48.
Quand il eut terminé sa Chesterfield, Ari se leva et vint se planter devant Mona Safran au milieu du salon.
— Dites-moi, vous n’auriez pas du whisky quelque part ?
Elle haussa les sourcils.
— Je nous avais préparé un bon bordeaux. Et tu vouvoies souvent les femmes avec qui tu viens de faire l’amour ?
Ari jeta un coup d’œil à la bouteille ouverte sur la table basse.
— Votre bordeaux a l’air délicieux, mais je vous avoue que je me ferais bien un petit whisky, dit-il avec une pointe de provocation.
Il décida de maintenir le voussoiement. C’était sa petite vengeance à lui. Mona ne pouvait pas remporter tous les rounds.
— Dans la cuisine, derrière toi, le placard au-dessus de l’évier.
Ari fit demi-tour et partit chercher la bouteille en enfilant les pans de sa chemise à l’intérieur de son pantalon. Quand il revint dans le salon, Mona Safran était en train de se servir un verre de vin. Il prit le verre vide qui restait sur la table et s’assit en face d’elle, la bouteille de whisky à la main.
— Bon… Eh bien, ça, c’est fait, dit la femme après avoir bu une première gorgée de son bordeaux.
Ari passa une main dans ses cheveux décoiffés et poussa un petit rire nerveux.
— Cela signifie que vous êtes disposée à me parler, à présent ? demanda-t-il en se servant son whisky.
— J’ai toujours remarqué que j’avais la confidence plus facile après avoir fait l’amour.
— Alors ne vous gênez pas pour moi.

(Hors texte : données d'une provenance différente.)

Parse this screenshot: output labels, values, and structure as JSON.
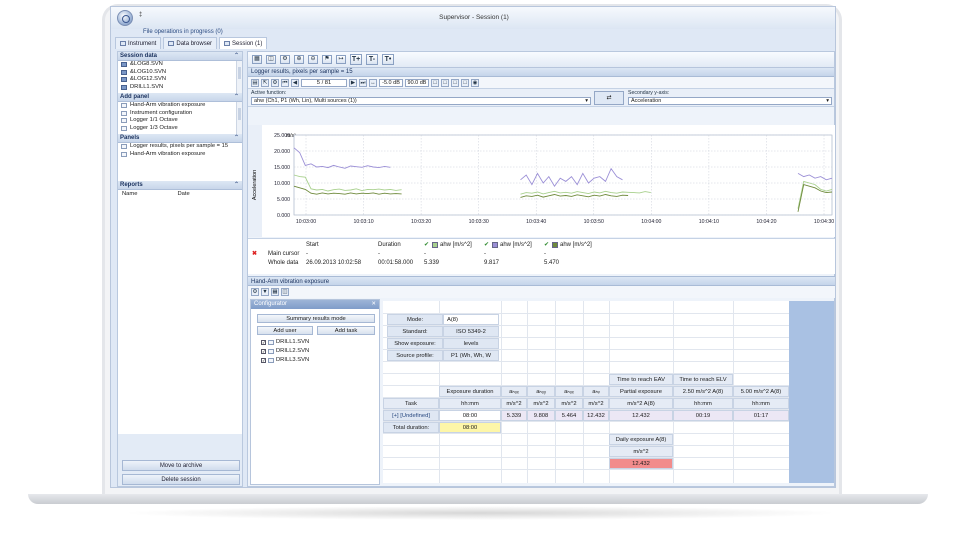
{
  "window": {
    "title": "Supervisor - Session (1)",
    "file_ops": "File operations in progress (0)",
    "qa": "‡"
  },
  "tabs": [
    "Instrument",
    "Data browser",
    "Session (1)"
  ],
  "left": {
    "session_data": {
      "title": "Session data",
      "items": [
        "&LOG8.SVN",
        "&LOG10.SVN",
        "&LOG12.SVN",
        "DRILL1.SVN"
      ]
    },
    "add_panel": {
      "title": "Add panel",
      "items": [
        "Hand-Arm vibration exposure",
        "Instrument configuration",
        "Logger 1/1 Octave",
        "Logger 1/3 Octave"
      ]
    },
    "panels": {
      "title": "Panels",
      "items": [
        "Logger results, pixels per sample = 15",
        "Hand-Arm vibration exposure"
      ]
    },
    "reports": {
      "title": "Reports",
      "col_name": "Name",
      "col_date": "Date"
    },
    "btn_archive": "Move to archive",
    "btn_delete": "Delete session"
  },
  "logger": {
    "title": "Logger results, pixels per sample = 15",
    "nav_value": "5 / 81",
    "db_low": "-5.0 dB",
    "db_high": "90.0 dB",
    "active_function_label": "Active function:",
    "active_function_value": "ahw (Ch1, P1 (Wh, Lin), Multi sources (1))",
    "secondary_label": "Secondary y-axis:",
    "secondary_value": "Acceleration",
    "tb_labels": [
      "T+",
      "T-",
      "T•"
    ]
  },
  "chart_data": {
    "type": "line",
    "ylabel": "Acceleration",
    "yunit": "m/s²",
    "ylim": [
      0,
      25
    ],
    "yticks": [
      "25.000",
      "20.000",
      "15.000",
      "10.000",
      "5.000",
      "0.000"
    ],
    "xticks": [
      "10:03:00",
      "10:03:10",
      "10:03:20",
      "10:03:30",
      "10:03:40",
      "10:03:50",
      "10:04:00",
      "10:04:10",
      "10:04:20",
      "10:04:30"
    ],
    "x": [
      0,
      1,
      2,
      3,
      4,
      5,
      6,
      7,
      8,
      9,
      10,
      11,
      12,
      13,
      14,
      15,
      16,
      17,
      18,
      19,
      20,
      21,
      22,
      23,
      24,
      25,
      26,
      27,
      28,
      29,
      30,
      31,
      32,
      33,
      34,
      35,
      36,
      37,
      38,
      39,
      40,
      41,
      42,
      43,
      44,
      45,
      46,
      47,
      48,
      49,
      50,
      51,
      52,
      53,
      54,
      55,
      56,
      57,
      58,
      59,
      60,
      61,
      62,
      63,
      64,
      65,
      66,
      67,
      68,
      69,
      70,
      71,
      72,
      73,
      74,
      75,
      76,
      77,
      78,
      79,
      80,
      81,
      82,
      83,
      84,
      85,
      86,
      87,
      88,
      89,
      90,
      91,
      92,
      93,
      94,
      95
    ],
    "series": [
      {
        "name": "ahw [m/s^2]",
        "color": "#a8d08d",
        "values": [
          12.5,
          12.0,
          11.8,
          8.2,
          7.8,
          8.0,
          7.5,
          7.9,
          8.1,
          7.7,
          7.8,
          8.2,
          7.6,
          8.0,
          7.9,
          8.1,
          7.8,
          8.0,
          7.7,
          7.9,
          null,
          null,
          null,
          null,
          null,
          null,
          null,
          null,
          null,
          null,
          null,
          null,
          null,
          null,
          null,
          null,
          null,
          null,
          null,
          null,
          6.5,
          7.0,
          6.8,
          7.2,
          6.6,
          7.0,
          7.4,
          6.9,
          7.1,
          6.8,
          7.3,
          7.0,
          6.7,
          7.2,
          6.9,
          7.4,
          7.0,
          6.8,
          7.2,
          7.1,
          7.0,
          6.9,
          7.3,
          7.0,
          null,
          null,
          null,
          null,
          null,
          null,
          null,
          null,
          null,
          null,
          null,
          null,
          null,
          null,
          null,
          null,
          null,
          null,
          null,
          null,
          null,
          null,
          null,
          null,
          null,
          2.0,
          10.5,
          10.0,
          9.5,
          8.0,
          7.5,
          8.0
        ]
      },
      {
        "name": "ahw [m/s^2]",
        "color": "#9b8fd6",
        "values": [
          21.0,
          19.5,
          15.5,
          16.0,
          15.0,
          15.2,
          14.8,
          15.5,
          15.0,
          14.6,
          15.3,
          15.1,
          14.9,
          15.4,
          15.0,
          14.8,
          15.2,
          14.9,
          null,
          null,
          null,
          null,
          null,
          null,
          null,
          null,
          null,
          null,
          null,
          null,
          null,
          null,
          null,
          null,
          null,
          null,
          null,
          null,
          null,
          null,
          11.0,
          12.5,
          9.5,
          13.0,
          10.0,
          12.0,
          9.0,
          11.5,
          10.5,
          12.0,
          9.5,
          13.0,
          10.0,
          11.5,
          12.0,
          10.5,
          14.5,
          12.0,
          11.0,
          null,
          null,
          null,
          null,
          null,
          null,
          null,
          null,
          null,
          null,
          null,
          null,
          null,
          null,
          null,
          null,
          null,
          null,
          null,
          null,
          null,
          null,
          null,
          null,
          null,
          null,
          null,
          null,
          null,
          null,
          13.0,
          12.0,
          12.5,
          11.5,
          12.0,
          11.0,
          11.5
        ]
      },
      {
        "name": "ahw [m/s^2]",
        "color": "#6f8a3c",
        "values": [
          9.0,
          8.5,
          8.0,
          6.8,
          6.5,
          6.9,
          6.6,
          6.8,
          6.7,
          6.5,
          6.9,
          6.6,
          6.8,
          6.7,
          6.9,
          6.5,
          6.8,
          6.6,
          6.7,
          6.6,
          null,
          null,
          null,
          null,
          null,
          null,
          null,
          null,
          null,
          null,
          null,
          null,
          null,
          null,
          null,
          null,
          null,
          null,
          null,
          null,
          5.5,
          6.0,
          5.8,
          6.2,
          5.6,
          6.0,
          6.4,
          5.9,
          6.1,
          5.8,
          6.3,
          6.0,
          5.7,
          6.2,
          5.9,
          6.4,
          6.0,
          5.8,
          6.2,
          6.1,
          null,
          null,
          null,
          null,
          null,
          null,
          null,
          null,
          null,
          null,
          null,
          null,
          null,
          null,
          null,
          null,
          null,
          null,
          null,
          null,
          null,
          null,
          null,
          null,
          null,
          null,
          null,
          null,
          null,
          1.0,
          9.5,
          9.0,
          8.5,
          7.5,
          7.0,
          7.2
        ]
      }
    ]
  },
  "cursors": {
    "header": {
      "start": "Start",
      "duration": "Duration",
      "s1": "ahw [m/s^2]",
      "s2": "ahw [m/s^2]",
      "s3": "ahw [m/s^2]"
    },
    "main": {
      "label": "Main cursor",
      "start": "-",
      "duration": "-",
      "v1": "-",
      "v2": "-",
      "v3": "-"
    },
    "whole": {
      "label": "Whole data",
      "start": "26.09.2013 10:02:58",
      "duration": "00:01:58.000",
      "v1": "5.339",
      "v2": "9.817",
      "v3": "5.470"
    }
  },
  "hav": {
    "title": "Hand-Arm vibration exposure",
    "configurator": "Configurator",
    "btn_summary": "Summary results mode",
    "btn_add_user": "Add user",
    "btn_add_task": "Add task",
    "files": [
      "DRILL1.SVN",
      "DRILL2.SVN",
      "DRILL3.SVN"
    ],
    "mode_label": "Mode:",
    "mode_value": "A(8)",
    "standard_label": "Standard:",
    "standard_value": "ISO 5349-2",
    "show_exposure_label": "Show exposure:",
    "show_exposure_value": "levels",
    "source_label": "Source profile:",
    "source_value": "P1 (Wh, Wh, W",
    "headers": {
      "exposure_duration": "Exposure duration",
      "hhmm": "hh:mm",
      "ahwx": "aₕₒₓ",
      "ahwy": "aₕₒᵧ",
      "ahwz": "aₕₒₓ",
      "ahv": "aₕᵥ",
      "unit": "m/s^2",
      "partial": "Partial exposure",
      "partial_unit": "m/s^2 A(8)",
      "eav": "Time to reach EAV",
      "eav_sub": "2.50 m/s^2 A(8)",
      "eav_unit": "hh:mm",
      "elv": "Time to reach ELV",
      "elv_sub": "5.00 m/s^2 A(8)",
      "elv_unit": "hh:mm",
      "task": "Task"
    },
    "row": {
      "task": "[+] [Undefined]",
      "duration": "08:00",
      "ahwx": "5.339",
      "ahwy": "9.808",
      "ahwz": "5.464",
      "ahv": "12.432",
      "partial": "12.432",
      "eav": "00:19",
      "elv": "01:17"
    },
    "total_label": "Total duration:",
    "total_value": "08:00",
    "daily_label": "Daily exposure A(8)",
    "daily_unit": "m/s^2",
    "daily_value": "12.432"
  },
  "colors": {
    "accent": "#3a5ea8",
    "warn_red": "#f28c8c",
    "total_yellow": "#fdf6a8",
    "tree_bg": "#a9c1e3"
  }
}
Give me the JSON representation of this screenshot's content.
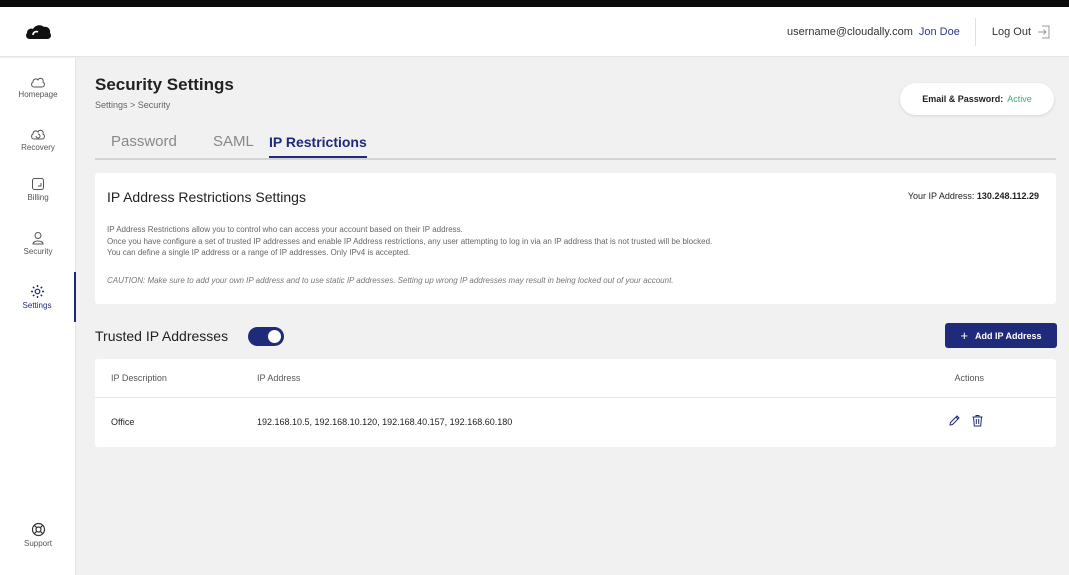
{
  "header": {
    "email": "username@cloudally.com",
    "name": "Jon Doe",
    "logout_label": "Log Out"
  },
  "sidebar": {
    "items": [
      {
        "label": "Homepage",
        "icon": "cloud-icon"
      },
      {
        "label": "Recovery",
        "icon": "recovery-icon"
      },
      {
        "label": "Billing",
        "icon": "billing-icon"
      },
      {
        "label": "Security",
        "icon": "user-icon"
      },
      {
        "label": "Settings",
        "icon": "gear-icon",
        "active": true
      }
    ],
    "support_label": "Support"
  },
  "page": {
    "title": "Security Settings",
    "breadcrumb": "Settings > Security",
    "status_label": "Email & Password:",
    "status_value": "Active"
  },
  "tabs": [
    {
      "label": "Password"
    },
    {
      "label": "SAML"
    },
    {
      "label": "IP Restrictions",
      "active": true
    }
  ],
  "info": {
    "title": "IP Address Restrictions Settings",
    "ip_label": "Your IP Address:",
    "ip_value": "130.248.112.29",
    "lines": [
      "IP Address Restrictions allow you to control who can access your account based on their IP address.",
      "Once you have configure a set of trusted IP addresses and enable IP Address restrictions, any user attempting to log in via an IP address that is not trusted will be blocked.",
      "You can define a single IP address or a range of IP addresses. Only IPv4 is accepted."
    ],
    "caution": "CAUTION: Make sure to add your own IP address and to use static IP addresses. Setting up wrong IP addresses may result in being locked out of your account."
  },
  "trusted": {
    "label": "Trusted IP Addresses",
    "enabled": true,
    "add_button": "Add IP Address"
  },
  "table": {
    "columns": [
      "IP Description",
      "IP Address",
      "Actions"
    ],
    "rows": [
      {
        "description": "Office",
        "addresses": "192.168.10.5, 192.168.10.120, 192.168.40.157, 192.168.60.180"
      }
    ]
  },
  "colors": {
    "accent": "#1f2a7a",
    "active_status": "#3cb371",
    "background": "#f1f1f1"
  }
}
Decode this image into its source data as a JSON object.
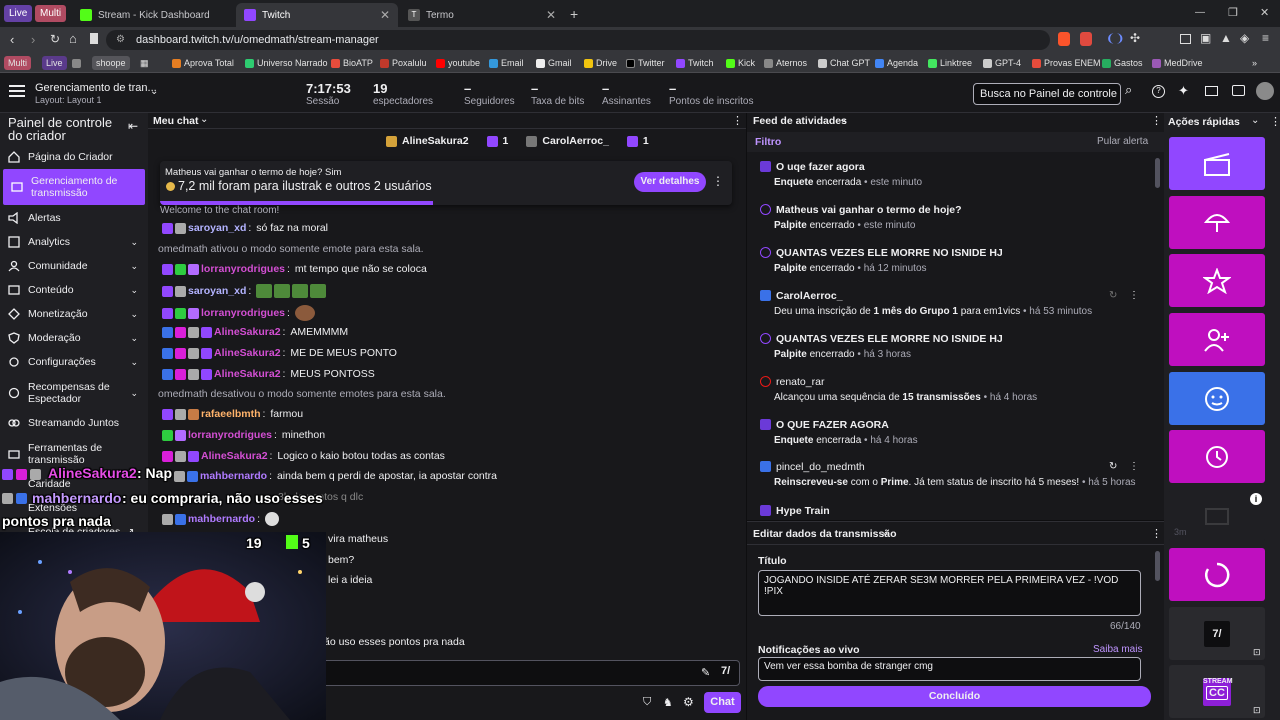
{
  "tabbar": {
    "pill_live": "Live",
    "pill_multi": "Multi",
    "tabs": [
      {
        "title": "Stream - Kick Dashboard"
      },
      {
        "title": "Twitch"
      },
      {
        "title": "Termo"
      }
    ],
    "new_tab": "+",
    "win_min": "—",
    "win_max": "❐",
    "win_close": "✕"
  },
  "toolbar": {
    "url": "dashboard.twitch.tv/u/omedmath/stream-manager"
  },
  "bookmarks": [
    "Multi",
    "Live",
    "shoope",
    "Aprova Total",
    "Universo Narrado",
    "BioATP",
    "Poxalulu",
    "youtube",
    "Email",
    "Gmail",
    "Drive",
    "Twitter",
    "Twitch",
    "Kick",
    "Aternos",
    "Chat GPT",
    "Agenda",
    "Linktree",
    "GPT-4",
    "Provas ENEM",
    "Gastos",
    "MedDrive"
  ],
  "header": {
    "title": "Gerenciamento de tran...",
    "layout": "Layout: Layout 1",
    "stats": [
      {
        "value": "7:17:53",
        "label": "Sessão"
      },
      {
        "value": "19",
        "label": "espectadores"
      },
      {
        "value": "–",
        "label": "Seguidores"
      },
      {
        "value": "–",
        "label": "Taxa de bits"
      },
      {
        "value": "–",
        "label": "Assinantes"
      },
      {
        "value": "–",
        "label": "Pontos de inscritos"
      }
    ],
    "search_placeholder": "Busca no Painel de controle (C"
  },
  "sidebar": {
    "title": "Painel de controle do criador",
    "items": [
      {
        "label": "Página do Criador"
      },
      {
        "label": "Gerenciamento de transmissão"
      },
      {
        "label": "Alertas"
      },
      {
        "label": "Analytics"
      },
      {
        "label": "Comunidade"
      },
      {
        "label": "Conteúdo"
      },
      {
        "label": "Monetização"
      },
      {
        "label": "Moderação"
      },
      {
        "label": "Configurações"
      },
      {
        "label": "Recompensas de Espectador"
      },
      {
        "label": "Streamando Juntos"
      },
      {
        "label": "Ferramentas de transmissão"
      },
      {
        "label": "Caridade"
      },
      {
        "label": "Extensões"
      },
      {
        "label": "Escola de criadores"
      }
    ]
  },
  "chat": {
    "title": "Meu chat",
    "top_users": [
      {
        "name": "AlineSakura2",
        "count": "1"
      },
      {
        "name": "CarolAerroc_",
        "count": "1"
      }
    ],
    "prediction": {
      "question": "Matheus vai ganhar o termo de hoje? Sim",
      "amount": "7,2 mil foram para ilustrak e outros 2 usuários",
      "button": "Ver detalhes"
    },
    "welcome": "Welcome to the chat room!",
    "messages": [
      {
        "user": "saroyan_xd",
        "color": "#b3b3ff",
        "text": "só faz na moral"
      },
      {
        "system": "omedmath ativou o modo somente emote para esta sala."
      },
      {
        "user": "lorranyrodrigues",
        "color": "#d34fd3",
        "text": "mt tempo que não se coloca"
      },
      {
        "user": "saroyan_xd",
        "color": "#b3b3ff",
        "text": ""
      },
      {
        "user": "lorranyrodrigues",
        "color": "#d34fd3",
        "text": ""
      },
      {
        "user": "AlineSakura2",
        "color": "#d34fd3",
        "text": "AMEMMMM"
      },
      {
        "user": "AlineSakura2",
        "color": "#d34fd3",
        "text": "ME DE MEUS PONTO"
      },
      {
        "user": "AlineSakura2",
        "color": "#d34fd3",
        "text": "MEUS PONTOSS"
      },
      {
        "system": "omedmath desativou o modo somente emotes para esta sala."
      },
      {
        "user": "rafaeelbmth",
        "color": "#ffb36b",
        "text": "farmou"
      },
      {
        "user": "lorranyrodrigues",
        "color": "#d34fd3",
        "text": "minethon"
      },
      {
        "user": "AlineSakura2",
        "color": "#d34fd3",
        "text": "Logico o kaio botou todas as contas"
      },
      {
        "user": "mahbernardo",
        "color": "#b07bff",
        "text": "ainda bem q perdi de apostar, ia apostar contra"
      },
      {
        "user": "",
        "color": "#b07bff",
        "text": "3k de pontos q dlc"
      },
      {
        "user": "mahbernardo",
        "color": "#b07bff",
        "text": ""
      }
    ],
    "partial_lines": [
      "vira matheus",
      "bem?",
      "lei a ideia",
      "ão uso esses pontos pra nada"
    ],
    "send_button": "Chat"
  },
  "activity": {
    "title": "Feed de atividades",
    "filter": "Filtro",
    "skip": "Pular alerta",
    "items": [
      {
        "title": "O uqe fazer agora",
        "sub": "Enquete",
        "sub2": "encerrada",
        "time": "este minuto"
      },
      {
        "title": "Matheus vai ganhar o termo de hoje?",
        "sub": "Palpite",
        "sub2": "encerrado",
        "time": "este minuto"
      },
      {
        "title": "QUANTAS VEZES ELE MORRE NO ISNIDE HJ",
        "sub": "Palpite",
        "sub2": "encerrado",
        "time": "há 12 minutos"
      },
      {
        "title": "CarolAerroc_",
        "sub": "Deu uma inscrição de",
        "b1": "1 mês do Grupo 1",
        "mid": "para em1vics",
        "time": "há 53 minutos"
      },
      {
        "title": "QUANTAS VEZES ELE MORRE NO ISNIDE HJ",
        "sub": "Palpite",
        "sub2": "encerrado",
        "time": "há 3 horas"
      },
      {
        "title": "renato_rar",
        "sub": "Alcançou uma sequência de",
        "b1": "15 transmissões",
        "time": "há 4 horas"
      },
      {
        "title": "O QUE FAZER AGORA",
        "sub": "Enquete",
        "sub2": "encerrada",
        "time": "há 4 horas"
      },
      {
        "title": "pincel_do_medmth",
        "sub": "Reinscreveu-se",
        "mid": "com o",
        "b1": "Prime",
        "mid2": ". Já tem status de inscrito há 5 meses!",
        "time": "há 5 horas"
      },
      {
        "title": "Hype Train"
      }
    ]
  },
  "edit": {
    "title": "Editar dados da transmissão",
    "field_title_label": "Título",
    "field_title_value": "JOGANDO INSIDE ATÉ ZERAR SE3M MORRER PELA PRIMEIRA VEZ - !VOD !PIX",
    "counter": "66/140",
    "notif_label": "Notificações ao vivo",
    "learn_more": "Saiba mais",
    "notif_value": "Vem ver essa bomba de stranger cmg",
    "done_button": "Concluído"
  },
  "quick": {
    "title": "Ações rápidas",
    "timer_label": "3m",
    "stream_label": "STREAM",
    "cc_label": "CC"
  },
  "overlay": {
    "line1_user": "AlineSakura2",
    "line1_text": ": Nap",
    "line2_user": "mahbernardo",
    "line2_text": ": eu compraria, não uso esses",
    "line3_text": "pontos pra nada",
    "twitch_viewers": "19",
    "kick_viewers": "5"
  },
  "colors": {
    "accent": "#9147ff",
    "magenta": "#bf0fbf",
    "blue": "#3a71e8"
  }
}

Et si la mémoire ne vous revient pas, on peut remettre ça, si vous voulez.
— Ne te surestime pas, Ari.
Mackenzie avala une gorgée de whisky. Parler avec cette femme, tout comme lui faire l’amour, était une sorte de joute à la fois agaçante et excitante. Il semblait que, pour elle, tout devait se jouer sur le registre de la lutte.
— Alors, dites-moi, Mona, c’est quoi, le rapport entre tout ça et Villard de Honnecourt ? Comment se fait-il qu’on soit ici ?
Mona le dévisagea un instant, comme si elle considérait encore l’éventualité de lui parler ou de se taire. Puis elle ramena ses pieds en tailleur sur le canapé et, d’un geste ample de la main, elle désigna tout l’espace autour d’eux.
— Tu vois cette maison ? Ce n’est pas une maison ordinaire. C’est ce que nous autres, compagnons, appelons une cayenne. En réalité, cette maison est la cayenne de Honnecourt.
Ari fronça les sourcils, perplexe.
— Vous autres ? Vous voulez dire que… vous aussi…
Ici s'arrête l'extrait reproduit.